President Roh Moo-hyun will make the inter-Korean summit a road trip.
Roh will travel overland to Pyongyang for the Aug. 28 to 30 meeting, officials said yesterday, announcing the outcome of the first summit preparatory meeting between the two Koreas held at the border city of Kaesong.
Taking the highway along the west coast, Roh and first lady Kwon Yang-suk will travel by private limousine with an entourage of about 150 officials and business leaders. They will arrive in Pyongyang by way of Kaesong.

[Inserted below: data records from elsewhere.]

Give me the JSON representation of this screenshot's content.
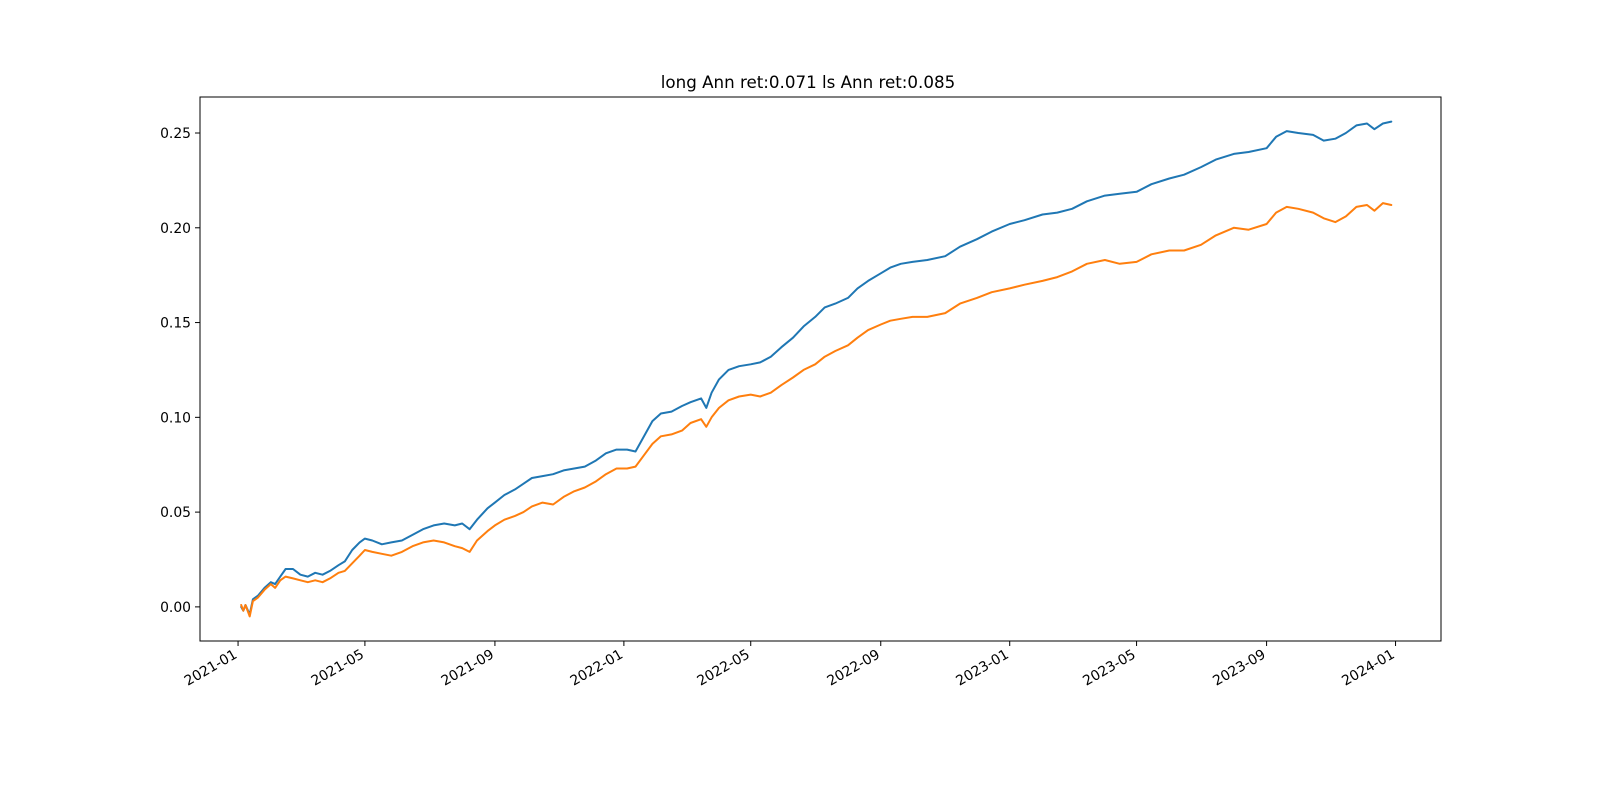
{
  "chart_data": {
    "type": "line",
    "title": "long Ann ret:0.071  ls Ann ret:0.085",
    "xlabel": "",
    "ylabel": "",
    "x_ticks": [
      "2021-01",
      "2021-05",
      "2021-09",
      "2022-01",
      "2022-05",
      "2022-09",
      "2023-01",
      "2023-05",
      "2023-09",
      "2024-01"
    ],
    "y_ticks": [
      "0.00",
      "0.05",
      "0.10",
      "0.15",
      "0.20",
      "0.25"
    ],
    "xlim": [
      "2020-11-26",
      "2024-02-13"
    ],
    "ylim": [
      -0.018,
      0.269
    ],
    "grid": false,
    "legend": null,
    "colors": [
      "#1f77b4",
      "#ff7f0e"
    ],
    "series": [
      {
        "color": "#1f77b4",
        "points": [
          [
            "2021-01-04",
            0.0
          ],
          [
            "2021-01-06",
            -0.002
          ],
          [
            "2021-01-08",
            0.001
          ],
          [
            "2021-01-12",
            -0.004
          ],
          [
            "2021-01-15",
            0.004
          ],
          [
            "2021-01-20",
            0.006
          ],
          [
            "2021-01-26",
            0.01
          ],
          [
            "2021-02-01",
            0.013
          ],
          [
            "2021-02-05",
            0.012
          ],
          [
            "2021-02-10",
            0.016
          ],
          [
            "2021-02-15",
            0.02
          ],
          [
            "2021-02-22",
            0.02
          ],
          [
            "2021-03-01",
            0.017
          ],
          [
            "2021-03-08",
            0.016
          ],
          [
            "2021-03-15",
            0.018
          ],
          [
            "2021-03-22",
            0.017
          ],
          [
            "2021-03-29",
            0.019
          ],
          [
            "2021-04-06",
            0.022
          ],
          [
            "2021-04-12",
            0.024
          ],
          [
            "2021-04-19",
            0.03
          ],
          [
            "2021-04-26",
            0.034
          ],
          [
            "2021-05-01",
            0.036
          ],
          [
            "2021-05-08",
            0.035
          ],
          [
            "2021-05-17",
            0.033
          ],
          [
            "2021-05-26",
            0.034
          ],
          [
            "2021-06-05",
            0.035
          ],
          [
            "2021-06-15",
            0.038
          ],
          [
            "2021-06-25",
            0.041
          ],
          [
            "2021-07-05",
            0.043
          ],
          [
            "2021-07-15",
            0.044
          ],
          [
            "2021-07-25",
            0.043
          ],
          [
            "2021-08-01",
            0.044
          ],
          [
            "2021-08-08",
            0.041
          ],
          [
            "2021-08-15",
            0.046
          ],
          [
            "2021-08-25",
            0.052
          ],
          [
            "2021-09-01",
            0.055
          ],
          [
            "2021-09-10",
            0.059
          ],
          [
            "2021-09-20",
            0.062
          ],
          [
            "2021-09-28",
            0.065
          ],
          [
            "2021-10-06",
            0.068
          ],
          [
            "2021-10-16",
            0.069
          ],
          [
            "2021-10-26",
            0.07
          ],
          [
            "2021-11-05",
            0.072
          ],
          [
            "2021-11-15",
            0.073
          ],
          [
            "2021-11-25",
            0.074
          ],
          [
            "2021-12-05",
            0.077
          ],
          [
            "2021-12-15",
            0.081
          ],
          [
            "2021-12-25",
            0.083
          ],
          [
            "2022-01-04",
            0.083
          ],
          [
            "2022-01-12",
            0.082
          ],
          [
            "2022-01-20",
            0.09
          ],
          [
            "2022-01-28",
            0.098
          ],
          [
            "2022-02-05",
            0.102
          ],
          [
            "2022-02-15",
            0.103
          ],
          [
            "2022-02-25",
            0.106
          ],
          [
            "2022-03-05",
            0.108
          ],
          [
            "2022-03-15",
            0.11
          ],
          [
            "2022-03-20",
            0.105
          ],
          [
            "2022-03-25",
            0.113
          ],
          [
            "2022-04-01",
            0.12
          ],
          [
            "2022-04-10",
            0.125
          ],
          [
            "2022-04-20",
            0.127
          ],
          [
            "2022-05-01",
            0.128
          ],
          [
            "2022-05-10",
            0.129
          ],
          [
            "2022-05-20",
            0.132
          ],
          [
            "2022-05-30",
            0.137
          ],
          [
            "2022-06-10",
            0.142
          ],
          [
            "2022-06-20",
            0.148
          ],
          [
            "2022-07-01",
            0.153
          ],
          [
            "2022-07-10",
            0.158
          ],
          [
            "2022-07-20",
            0.16
          ],
          [
            "2022-08-01",
            0.163
          ],
          [
            "2022-08-10",
            0.168
          ],
          [
            "2022-08-20",
            0.172
          ],
          [
            "2022-09-01",
            0.176
          ],
          [
            "2022-09-10",
            0.179
          ],
          [
            "2022-09-20",
            0.181
          ],
          [
            "2022-10-01",
            0.182
          ],
          [
            "2022-10-15",
            0.183
          ],
          [
            "2022-11-01",
            0.185
          ],
          [
            "2022-11-15",
            0.19
          ],
          [
            "2022-12-01",
            0.194
          ],
          [
            "2022-12-15",
            0.198
          ],
          [
            "2023-01-01",
            0.202
          ],
          [
            "2023-01-15",
            0.204
          ],
          [
            "2023-02-01",
            0.207
          ],
          [
            "2023-02-15",
            0.208
          ],
          [
            "2023-03-01",
            0.21
          ],
          [
            "2023-03-15",
            0.214
          ],
          [
            "2023-04-01",
            0.217
          ],
          [
            "2023-04-15",
            0.218
          ],
          [
            "2023-05-01",
            0.219
          ],
          [
            "2023-05-15",
            0.223
          ],
          [
            "2023-06-01",
            0.226
          ],
          [
            "2023-06-15",
            0.228
          ],
          [
            "2023-07-01",
            0.232
          ],
          [
            "2023-07-15",
            0.236
          ],
          [
            "2023-08-01",
            0.239
          ],
          [
            "2023-08-15",
            0.24
          ],
          [
            "2023-09-01",
            0.242
          ],
          [
            "2023-09-10",
            0.248
          ],
          [
            "2023-09-20",
            0.251
          ],
          [
            "2023-10-01",
            0.25
          ],
          [
            "2023-10-15",
            0.249
          ],
          [
            "2023-10-25",
            0.246
          ],
          [
            "2023-11-05",
            0.247
          ],
          [
            "2023-11-15",
            0.25
          ],
          [
            "2023-11-25",
            0.254
          ],
          [
            "2023-12-05",
            0.255
          ],
          [
            "2023-12-12",
            0.252
          ],
          [
            "2023-12-20",
            0.255
          ],
          [
            "2023-12-28",
            0.256
          ]
        ]
      },
      {
        "color": "#ff7f0e",
        "points": [
          [
            "2021-01-04",
            0.001
          ],
          [
            "2021-01-06",
            -0.002
          ],
          [
            "2021-01-08",
            0.001
          ],
          [
            "2021-01-12",
            -0.005
          ],
          [
            "2021-01-15",
            0.003
          ],
          [
            "2021-01-20",
            0.005
          ],
          [
            "2021-01-26",
            0.009
          ],
          [
            "2021-02-01",
            0.012
          ],
          [
            "2021-02-05",
            0.01
          ],
          [
            "2021-02-10",
            0.014
          ],
          [
            "2021-02-15",
            0.016
          ],
          [
            "2021-02-22",
            0.015
          ],
          [
            "2021-03-01",
            0.014
          ],
          [
            "2021-03-08",
            0.013
          ],
          [
            "2021-03-15",
            0.014
          ],
          [
            "2021-03-22",
            0.013
          ],
          [
            "2021-03-29",
            0.015
          ],
          [
            "2021-04-06",
            0.018
          ],
          [
            "2021-04-12",
            0.019
          ],
          [
            "2021-04-19",
            0.023
          ],
          [
            "2021-04-26",
            0.027
          ],
          [
            "2021-05-01",
            0.03
          ],
          [
            "2021-05-08",
            0.029
          ],
          [
            "2021-05-17",
            0.028
          ],
          [
            "2021-05-26",
            0.027
          ],
          [
            "2021-06-05",
            0.029
          ],
          [
            "2021-06-15",
            0.032
          ],
          [
            "2021-06-25",
            0.034
          ],
          [
            "2021-07-05",
            0.035
          ],
          [
            "2021-07-15",
            0.034
          ],
          [
            "2021-07-25",
            0.032
          ],
          [
            "2021-08-01",
            0.031
          ],
          [
            "2021-08-08",
            0.029
          ],
          [
            "2021-08-15",
            0.035
          ],
          [
            "2021-08-25",
            0.04
          ],
          [
            "2021-09-01",
            0.043
          ],
          [
            "2021-09-10",
            0.046
          ],
          [
            "2021-09-20",
            0.048
          ],
          [
            "2021-09-28",
            0.05
          ],
          [
            "2021-10-06",
            0.053
          ],
          [
            "2021-10-16",
            0.055
          ],
          [
            "2021-10-26",
            0.054
          ],
          [
            "2021-11-05",
            0.058
          ],
          [
            "2021-11-15",
            0.061
          ],
          [
            "2021-11-25",
            0.063
          ],
          [
            "2021-12-05",
            0.066
          ],
          [
            "2021-12-15",
            0.07
          ],
          [
            "2021-12-25",
            0.073
          ],
          [
            "2022-01-04",
            0.073
          ],
          [
            "2022-01-12",
            0.074
          ],
          [
            "2022-01-20",
            0.08
          ],
          [
            "2022-01-28",
            0.086
          ],
          [
            "2022-02-05",
            0.09
          ],
          [
            "2022-02-15",
            0.091
          ],
          [
            "2022-02-25",
            0.093
          ],
          [
            "2022-03-05",
            0.097
          ],
          [
            "2022-03-15",
            0.099
          ],
          [
            "2022-03-20",
            0.095
          ],
          [
            "2022-03-25",
            0.1
          ],
          [
            "2022-04-01",
            0.105
          ],
          [
            "2022-04-10",
            0.109
          ],
          [
            "2022-04-20",
            0.111
          ],
          [
            "2022-05-01",
            0.112
          ],
          [
            "2022-05-10",
            0.111
          ],
          [
            "2022-05-20",
            0.113
          ],
          [
            "2022-05-30",
            0.117
          ],
          [
            "2022-06-10",
            0.121
          ],
          [
            "2022-06-20",
            0.125
          ],
          [
            "2022-07-01",
            0.128
          ],
          [
            "2022-07-10",
            0.132
          ],
          [
            "2022-07-20",
            0.135
          ],
          [
            "2022-08-01",
            0.138
          ],
          [
            "2022-08-10",
            0.142
          ],
          [
            "2022-08-20",
            0.146
          ],
          [
            "2022-09-01",
            0.149
          ],
          [
            "2022-09-10",
            0.151
          ],
          [
            "2022-09-20",
            0.152
          ],
          [
            "2022-10-01",
            0.153
          ],
          [
            "2022-10-15",
            0.153
          ],
          [
            "2022-11-01",
            0.155
          ],
          [
            "2022-11-15",
            0.16
          ],
          [
            "2022-12-01",
            0.163
          ],
          [
            "2022-12-15",
            0.166
          ],
          [
            "2023-01-01",
            0.168
          ],
          [
            "2023-01-15",
            0.17
          ],
          [
            "2023-02-01",
            0.172
          ],
          [
            "2023-02-15",
            0.174
          ],
          [
            "2023-03-01",
            0.177
          ],
          [
            "2023-03-15",
            0.181
          ],
          [
            "2023-04-01",
            0.183
          ],
          [
            "2023-04-15",
            0.181
          ],
          [
            "2023-05-01",
            0.182
          ],
          [
            "2023-05-15",
            0.186
          ],
          [
            "2023-06-01",
            0.188
          ],
          [
            "2023-06-15",
            0.188
          ],
          [
            "2023-07-01",
            0.191
          ],
          [
            "2023-07-15",
            0.196
          ],
          [
            "2023-08-01",
            0.2
          ],
          [
            "2023-08-15",
            0.199
          ],
          [
            "2023-09-01",
            0.202
          ],
          [
            "2023-09-10",
            0.208
          ],
          [
            "2023-09-20",
            0.211
          ],
          [
            "2023-10-01",
            0.21
          ],
          [
            "2023-10-15",
            0.208
          ],
          [
            "2023-10-25",
            0.205
          ],
          [
            "2023-11-05",
            0.203
          ],
          [
            "2023-11-15",
            0.206
          ],
          [
            "2023-11-25",
            0.211
          ],
          [
            "2023-12-05",
            0.212
          ],
          [
            "2023-12-12",
            0.209
          ],
          [
            "2023-12-20",
            0.213
          ],
          [
            "2023-12-28",
            0.212
          ]
        ]
      }
    ]
  }
}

“The two governments agreed that the South’s delegation will use the road along the Gyeongui line when they travel north,” said Deputy Unification Minister Lee Kwan-se, the head of the South’s working-level negotiating team. The Gyeongui line is the railway linking Seoul and Shinuiju, near the Chinese border.
The South had earlier suggested using the recently reconnected railway to cross the border, but the North balked at the suggestion.
Lee said without elaborating that North Korean officials explained that “overall circumstances did not allow” them to use the railway.
The reason for their reluctance to trust the train may lie with the torrential rains that spawned heavy flooding in North Korea that could have damaged the tracks.
A South Korean official said the rains have yet to cause any trouble with the highways, because the road that runs adjacent to the Gyeongui line is built on high ground. The northerners said the roads are in good shape.
For the first inter-Korean summit in 2000, former president Kim Dae-jung flew to Pyongyang to be greeted by Kim Jong-il at the Sunan International Airport in Pyongyang.
Yesterday’s meeting also came up with a long list of agreements on how the two parties should prepare for the upcoming summit.
South Korea will send 202 delegates to the summit, only slightly more than the 182-member delegation of seven years ago, although the South had hoped to bring more guests. From the delegation, 50 will be reporters.
The South will dispatch 30 officials to the North a week before the summit to check on the itinerary. The agenda will be based on the joint statement that Kim Man-bok, the South Korean spymaster, and Kim Yang-gon, the North’s chief propagandist, signed agreeing to the summit. The statement said that the goals of the summit are peace, prosperity and reunification.